Dia das crianças

Era início da década de 1980, e ele se chamava Rodrigo.

Estava sentado com todos os meninos da rua na escadinha da dona Lígia (algumas casas eram mais altas e tinham escada na frente).

Começou a contar, então, como seria a comemoração do dia das crianças, que cairia num sábado.

-- Meu pai mandou fechar a rua e trazer todos os personagens de desenho.

-- O He-Man vem?

-- Claro que vem. Ele é o principal!

-- Mas se ele vem, o Esqueleto vai estar por aqui!

-- E daí! Ele pode defender a gente.

Aquelas ideias faziam brilhar os olhos das crianças.

-- Vai começar com a nave da Xuxa, descendo ali no começo da rua. Vai tocar música, e as Paquitas vão sair dançando. Depois dela, vem o Sérgio Mallandro e a Mara Maravilha.

-- O Jayce e os guerreiros do espaço vão estar aqui, com os carros deles?

-- Eles vêm também, e vai vir a Flora, que conversa com as plantas.

Definitivamente, aquilo seria demais! Todos os nossos personagens, ali, em carne e osso, perto da gente, numa rua de paralelepípedo que não dava pra lugar nenhum, numa cidadezinha de interior que ninguém conhecia!

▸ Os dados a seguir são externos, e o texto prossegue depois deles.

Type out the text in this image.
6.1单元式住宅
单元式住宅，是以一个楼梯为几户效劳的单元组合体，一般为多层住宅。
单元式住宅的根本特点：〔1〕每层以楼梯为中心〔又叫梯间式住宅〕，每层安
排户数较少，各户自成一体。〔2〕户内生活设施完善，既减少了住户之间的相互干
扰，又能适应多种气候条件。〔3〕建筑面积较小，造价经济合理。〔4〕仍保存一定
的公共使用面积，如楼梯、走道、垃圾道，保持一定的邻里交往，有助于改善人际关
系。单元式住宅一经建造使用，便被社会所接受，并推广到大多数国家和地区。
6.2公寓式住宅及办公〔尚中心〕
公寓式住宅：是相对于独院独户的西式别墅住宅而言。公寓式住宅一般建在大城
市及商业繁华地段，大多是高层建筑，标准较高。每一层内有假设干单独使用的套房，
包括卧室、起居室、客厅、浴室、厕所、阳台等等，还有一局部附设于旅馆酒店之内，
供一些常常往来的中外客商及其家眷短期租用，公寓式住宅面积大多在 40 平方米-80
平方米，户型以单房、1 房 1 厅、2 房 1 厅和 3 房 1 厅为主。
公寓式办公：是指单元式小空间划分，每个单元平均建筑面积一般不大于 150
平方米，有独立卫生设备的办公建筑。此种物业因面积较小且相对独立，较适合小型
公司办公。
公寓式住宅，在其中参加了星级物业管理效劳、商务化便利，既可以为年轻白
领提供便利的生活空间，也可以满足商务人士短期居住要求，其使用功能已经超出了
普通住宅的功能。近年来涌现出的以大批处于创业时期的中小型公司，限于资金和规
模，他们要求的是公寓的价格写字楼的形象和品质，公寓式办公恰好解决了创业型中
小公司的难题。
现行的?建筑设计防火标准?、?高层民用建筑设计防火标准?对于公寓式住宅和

A gente mal podia esperar o dia das crianças chegar.

Ao longo da semana, cada vez que os moleques se encontravam, era inevitável a conversa sobre o dia das crianças que o pai do Rodrigo estava organizando.

-- Dizem que vão trazer pipoca e algodão doce.

-- Será que vem o Cavalo de Fogo?

-- Eu quero ver a Uni e o Hank.

Sexta-feira chegou, e os meninos estranharam que não tinha nenhuma movimentação na rua. Esperavam, ao menos, que começassem os preparativos - vai saber a estrutura que é necessária pra um evento desse tamanho!

-- Acho que ele estava mentindo.

-- Não pode ser, ele disse que o pai dele já tinha falado com o prefeito.

-- Mas a rua não está fechada, ainda!

Todos foram dormir angustiados com a dúvida.

Até que sábado chegou.

Abro os olhos e escuto o trânsito normal na rua. Olho pela janela. Nada diferente.

Aos poucos, os meninos vão chegando. Será que atrasou? Será que está muito cedo?

-- Vamos achar o Rodrigo.

-- Ele mentiu pra nós!

-- É, ele mentiu e merece apanhar.

-- Mas nem apareceu por aqui.

-- Vamos na casa dele.

-- Olha ele lá!

Desceram a rua furiosos em direção à casa do menino, e ele, pra se proteger, foi atrás do pai.

Foi então que descobriram tudo.

O pai, já fedendo a cachaça a uma hora daquelas, estava parado no balcão do bar do Toninho, com um copo na mão.

Não era nenhum artista, nenhum empresário, nenhum homem que tivesse condições de sequer organizar uma casa, quem diria um evento grandioso de dia das crianças.

Foi um banho de água fria nos moleques. O dia das crianças acabou ali, logo nas primeiras horas do dia.

Não teve palhaço, nem brigadeiro. E o pior: desenho, só na segunda-feira cedo, porque nenhum canal aberto - que era tudo o que se tinha na época - passava desenho no final de semana.